Trying to better understand how train(tuneLength = ) works in {caret}. My confusion happened when trying to understand some of the differences between the SVM methods from {kernlab} I've reviewed the documentation (here) and the caret training page (here).

My toy example was creating five models using the iris dataset. Results are here, and reproducible code is here (they're rather long so I didn't copy and paste them into the post).

From the {caret} documentation:

tuneLength
an integer denoting the amount of granularity in the tuning parameter grid. By default, this argument is the number of levels for each tuning parameters that should be generated by train. If trainControl has the option search = "random", this is the maximum number of tuning parameter combinations that will be generated by the random search. (NOTE: If given, this argument must be named.)

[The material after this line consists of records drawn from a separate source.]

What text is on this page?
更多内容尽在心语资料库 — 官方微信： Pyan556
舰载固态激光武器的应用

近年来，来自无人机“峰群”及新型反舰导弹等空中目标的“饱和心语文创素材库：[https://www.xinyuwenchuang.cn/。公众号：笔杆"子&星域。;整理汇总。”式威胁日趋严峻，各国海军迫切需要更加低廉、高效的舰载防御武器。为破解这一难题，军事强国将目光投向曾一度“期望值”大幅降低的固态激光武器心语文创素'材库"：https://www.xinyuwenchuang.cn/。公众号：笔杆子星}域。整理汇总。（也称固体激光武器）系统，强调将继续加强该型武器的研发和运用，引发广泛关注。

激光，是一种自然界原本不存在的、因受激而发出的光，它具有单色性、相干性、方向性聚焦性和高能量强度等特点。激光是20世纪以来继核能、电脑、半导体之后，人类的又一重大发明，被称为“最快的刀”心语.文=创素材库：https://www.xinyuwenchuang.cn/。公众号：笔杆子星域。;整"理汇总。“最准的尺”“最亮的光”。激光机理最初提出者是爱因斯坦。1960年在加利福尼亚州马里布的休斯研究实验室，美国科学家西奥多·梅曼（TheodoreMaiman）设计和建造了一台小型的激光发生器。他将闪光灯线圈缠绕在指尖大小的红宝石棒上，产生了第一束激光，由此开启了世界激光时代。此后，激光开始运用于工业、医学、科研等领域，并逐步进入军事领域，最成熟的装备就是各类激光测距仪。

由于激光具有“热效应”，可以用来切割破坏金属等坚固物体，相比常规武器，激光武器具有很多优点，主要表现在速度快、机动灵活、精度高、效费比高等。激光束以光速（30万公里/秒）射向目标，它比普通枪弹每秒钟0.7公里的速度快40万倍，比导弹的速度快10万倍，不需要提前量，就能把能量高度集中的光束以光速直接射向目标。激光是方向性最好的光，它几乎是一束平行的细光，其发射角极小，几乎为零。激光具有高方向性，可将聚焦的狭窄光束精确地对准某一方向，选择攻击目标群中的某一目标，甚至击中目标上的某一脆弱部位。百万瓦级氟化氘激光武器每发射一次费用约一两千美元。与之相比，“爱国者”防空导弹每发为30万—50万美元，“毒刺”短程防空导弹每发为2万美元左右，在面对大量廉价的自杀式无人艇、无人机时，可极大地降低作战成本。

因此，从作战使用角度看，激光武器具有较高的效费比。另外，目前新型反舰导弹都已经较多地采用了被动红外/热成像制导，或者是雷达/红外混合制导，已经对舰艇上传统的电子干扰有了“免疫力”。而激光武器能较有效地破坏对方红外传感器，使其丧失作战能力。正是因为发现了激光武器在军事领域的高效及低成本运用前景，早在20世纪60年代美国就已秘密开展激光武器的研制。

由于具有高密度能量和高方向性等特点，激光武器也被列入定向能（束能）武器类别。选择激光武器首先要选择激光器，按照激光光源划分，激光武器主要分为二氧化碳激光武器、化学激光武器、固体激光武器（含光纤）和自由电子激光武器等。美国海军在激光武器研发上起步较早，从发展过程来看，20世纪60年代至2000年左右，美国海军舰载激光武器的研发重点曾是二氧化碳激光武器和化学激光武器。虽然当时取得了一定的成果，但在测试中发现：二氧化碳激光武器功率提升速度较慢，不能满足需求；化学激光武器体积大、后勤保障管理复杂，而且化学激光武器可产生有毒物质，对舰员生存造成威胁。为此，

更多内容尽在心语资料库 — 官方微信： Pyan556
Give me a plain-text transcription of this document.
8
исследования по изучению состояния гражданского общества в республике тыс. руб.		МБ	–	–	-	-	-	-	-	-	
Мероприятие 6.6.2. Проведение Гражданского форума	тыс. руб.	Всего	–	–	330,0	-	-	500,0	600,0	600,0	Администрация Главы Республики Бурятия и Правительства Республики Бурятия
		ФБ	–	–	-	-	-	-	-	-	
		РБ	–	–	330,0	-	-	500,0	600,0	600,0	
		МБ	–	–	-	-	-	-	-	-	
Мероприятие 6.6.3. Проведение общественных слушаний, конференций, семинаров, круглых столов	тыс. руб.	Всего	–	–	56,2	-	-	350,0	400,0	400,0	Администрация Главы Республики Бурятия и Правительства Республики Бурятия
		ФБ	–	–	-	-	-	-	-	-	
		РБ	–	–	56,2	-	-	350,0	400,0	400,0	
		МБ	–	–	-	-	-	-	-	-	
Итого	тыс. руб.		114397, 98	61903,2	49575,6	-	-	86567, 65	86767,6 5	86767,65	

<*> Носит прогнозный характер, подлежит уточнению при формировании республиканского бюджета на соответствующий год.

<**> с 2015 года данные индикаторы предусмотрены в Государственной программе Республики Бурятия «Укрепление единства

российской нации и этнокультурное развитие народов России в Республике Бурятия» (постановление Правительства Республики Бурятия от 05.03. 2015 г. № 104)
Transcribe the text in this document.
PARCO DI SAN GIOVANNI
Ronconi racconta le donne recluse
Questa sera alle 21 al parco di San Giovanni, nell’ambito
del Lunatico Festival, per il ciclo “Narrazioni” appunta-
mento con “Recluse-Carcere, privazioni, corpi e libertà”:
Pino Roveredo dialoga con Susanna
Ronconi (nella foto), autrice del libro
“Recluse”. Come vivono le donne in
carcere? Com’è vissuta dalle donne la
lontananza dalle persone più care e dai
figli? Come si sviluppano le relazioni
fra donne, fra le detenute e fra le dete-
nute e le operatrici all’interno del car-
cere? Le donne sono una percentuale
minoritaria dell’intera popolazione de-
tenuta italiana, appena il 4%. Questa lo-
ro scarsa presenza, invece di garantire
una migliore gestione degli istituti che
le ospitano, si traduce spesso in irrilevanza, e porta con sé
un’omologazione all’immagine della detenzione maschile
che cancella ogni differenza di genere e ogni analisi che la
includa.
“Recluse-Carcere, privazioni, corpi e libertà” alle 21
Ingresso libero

In this example, trainControl(search = "random") and train(tuneLength = 30), but there appears to be 67 results, not 30 (the maximum number of tuning parameter combinations)? I tried playing around to see if maybe there were 30 unique ROC values, or even ydim values, but by my count they're not.

For the toy example, I created the following table:

caret_SVM

Is there a way to see what's going on "under the hood"? For instance, M1 (svmRadial) and M3 (svmRadialSigma) both take, and are given, the same tune parameters, but based on calling $results appear to use them differently?

My understanding of train(tuneLength = 9) was that both models would produce results of sigma and C each with 9 values, 9 times since 9 is the number of levels for each tuning parameter (the exception being random search)? Similarly, M4 would be 9^3 since train(tuneLength = 9) and there are 3 tuning parameters?

Michael

1

1 Answers

18
votes

I need to update the package documentation more but the details are spelled on on the package web page for random search:

"The total number of unique combinations is specified by the tuneLength option to train."

However, this is particularly muddy SVMs using the RBF kernel. Here is a run down:

  • svmRadial tunes over cost and uses a single value of sigma based on kern lab's sigest function. For grid search, tuneLength is the number of cost values to test and for random search it is the total number of (cost, sigma) pairs to evaluate.
  • svmRadialCost is the same as svmRadial but sigest is run inside of each resampling loop. For random, search, it does not tune over sigma.
  • svmRadialSigma with grid search tunes over both cost and sigma. In a moment of sub-optimal cognitive performance, I set this up to try at most 6 values of sigma during grid search since I felt that cost space needed a wider range. For random search it does the same as svmRadial.
  • svmRadialWeight is the same as svmRadial but also considered class weights and is for 2-class problems only.

As for the SOM example on the webpage, well that's a bug. I over-sample the SOM parameter space since there needs to be a filter for xdim <= ydim & xdim*ydim < nrow(x). The bug is from me not keeping the right amount of parameters.